Health care reform is certain to become a dominant political issue in California this fall, as special interests are gearing up to engage voters in a spirited debate about access to doctors and hospitals, health insurance costs and taxes to fund government programs.
Oh, and there’s likely to be some political discussion of Obamacare as well.
As California embarks on another ballot-initiative season, measures dealing with health care issues are proliferating.
Already qualified for the ballot is a health insurance rate-regulation measure that would for the first time give the state insurance commissioner the ability to reject proposed premium increases if they are found to be excessive.
That proposal, backed by Insurance Commissioner Dave Jones, is certain to not only provoke the insurance industry but also to engender opposition from supporters of the Affordable Care Act, who fear the measure could undercut the ability of the state’s health insurance purchasing exchange to negotiate rates for policies offered through CoveredCA.com.

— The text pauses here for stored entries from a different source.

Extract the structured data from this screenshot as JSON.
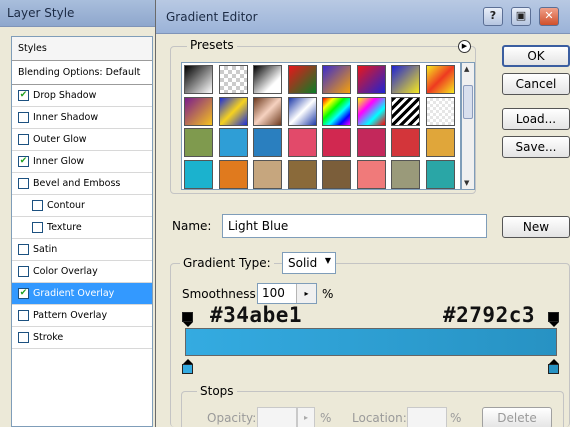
{
  "layer_style": {
    "title": "Layer Style",
    "styles_header": "Styles",
    "blending_options": "Blending Options: Default",
    "items": [
      {
        "label": "Drop Shadow",
        "checked": true,
        "indent": false,
        "selected": false
      },
      {
        "label": "Inner Shadow",
        "checked": false,
        "indent": false,
        "selected": false
      },
      {
        "label": "Outer Glow",
        "checked": false,
        "indent": false,
        "selected": false
      },
      {
        "label": "Inner Glow",
        "checked": true,
        "indent": false,
        "selected": false
      },
      {
        "label": "Bevel and Emboss",
        "checked": false,
        "indent": false,
        "selected": false
      },
      {
        "label": "Contour",
        "checked": false,
        "indent": true,
        "selected": false
      },
      {
        "label": "Texture",
        "checked": false,
        "indent": true,
        "selected": false
      },
      {
        "label": "Satin",
        "checked": false,
        "indent": false,
        "selected": false
      },
      {
        "label": "Color Overlay",
        "checked": false,
        "indent": false,
        "selected": false
      },
      {
        "label": "Gradient Overlay",
        "checked": true,
        "indent": false,
        "selected": true
      },
      {
        "label": "Pattern Overlay",
        "checked": false,
        "indent": false,
        "selected": false
      },
      {
        "label": "Stroke",
        "checked": false,
        "indent": false,
        "selected": false
      }
    ]
  },
  "gradient_editor": {
    "title": "Gradient Editor",
    "window_buttons": {
      "help": "?",
      "maximize": "▣",
      "close": "✕"
    },
    "presets_label": "Presets",
    "presets_menu_icon": "play-circle-icon",
    "swatch_rows": [
      [
        "linear-gradient(135deg,#000,#fff)",
        "checker-white",
        "linear-gradient(135deg,#000,#fff 70%)",
        "linear-gradient(135deg,#e8161b,#0a7e26)",
        "linear-gradient(135deg,#3b2ccc,#f6a10a)",
        "linear-gradient(135deg,#e8161b,#1e23d3)",
        "linear-gradient(135deg,#1e23d3,#f6e91f)",
        "linear-gradient(135deg,#f6e91f,#ee3a20,#f6e91f)"
      ],
      [
        "linear-gradient(135deg,#7a1c8c,#f6c21f)",
        "linear-gradient(135deg,#1b2ed8,#f6d21f,#1b2ed8)",
        "linear-gradient(135deg,#6d3a1f,#f6d2c0,#6d3a1f)",
        "linear-gradient(135deg,#1e3aa8,#fff,#1e3aa8)",
        "linear-gradient(135deg,#f00,#ff0,#0f0,#0ff,#00f,#f0f)",
        "linear-gradient(135deg,#ff0,#f0f,#0ff,#f00)",
        "stripes",
        "checker-color"
      ],
      [
        "#7f9a4e",
        "#2f9ed6",
        "#2a7fbf",
        "#e24a6a",
        "#d12850",
        "#c3285b",
        "#d3353a",
        "#e0a63a"
      ],
      [
        "#1bb2ce",
        "#e07a1e",
        "#c6a67e",
        "#8a6a3a",
        "#7b5e3a",
        "#f07a7a",
        "#9a9a7a",
        "#2aa6a6"
      ]
    ],
    "buttons": {
      "ok": "OK",
      "cancel": "Cancel",
      "load": "Load...",
      "save": "Save...",
      "new": "New"
    },
    "name_label": "Name:",
    "name_value": "Light Blue",
    "gradient_type_label": "Gradient Type:",
    "gradient_type_value": "Solid",
    "smoothness_label": "Smoothness:",
    "smoothness_value": "100",
    "smoothness_unit": "%",
    "gradient_start_color": "#34abe1",
    "gradient_end_color": "#2792c3",
    "annotation_left": "#34abe1",
    "annotation_right": "#2792c3",
    "stops_label": "Stops",
    "opacity_label": "Opacity:",
    "opacity_unit": "%",
    "location_label": "Location:",
    "location_unit": "%",
    "delete_label": "Delete"
  }
}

Also likely on the horizon is a battle royal between attorneys and doctors over California’s $250,000 cap on noneconomic damages in medical malpractice lawsuits, a cap that has not been adjusted since it was established 39 years ago. When the cap was set in 1975, a new car could be purchased for less than $7,000 and the gas to run it cost about 60 cents a gallon.
Adding spice — and, presumably, political appeal — to that measure is a provision that would require hospitals to administer random drug testing to doctors. Although backed by the Consumer Attorneys of California, it is sponsored by someone who has far more sympathetic appeal than an association of trial lawyers.
The chief proponent, Robert Pack, is a Bay Area businessman who lost his two young children in a car accident caused by a prescription-drug-addicted driver. He is driven by a sense of injustice both over what he perceives as lax controls over doctors who negligently prescribe opiate-based painkillers and the fact that California’s civil justice system essentially set the punitive cost of those responsible for taking his two children’s lives at $250,000, minus attorneys’ fees.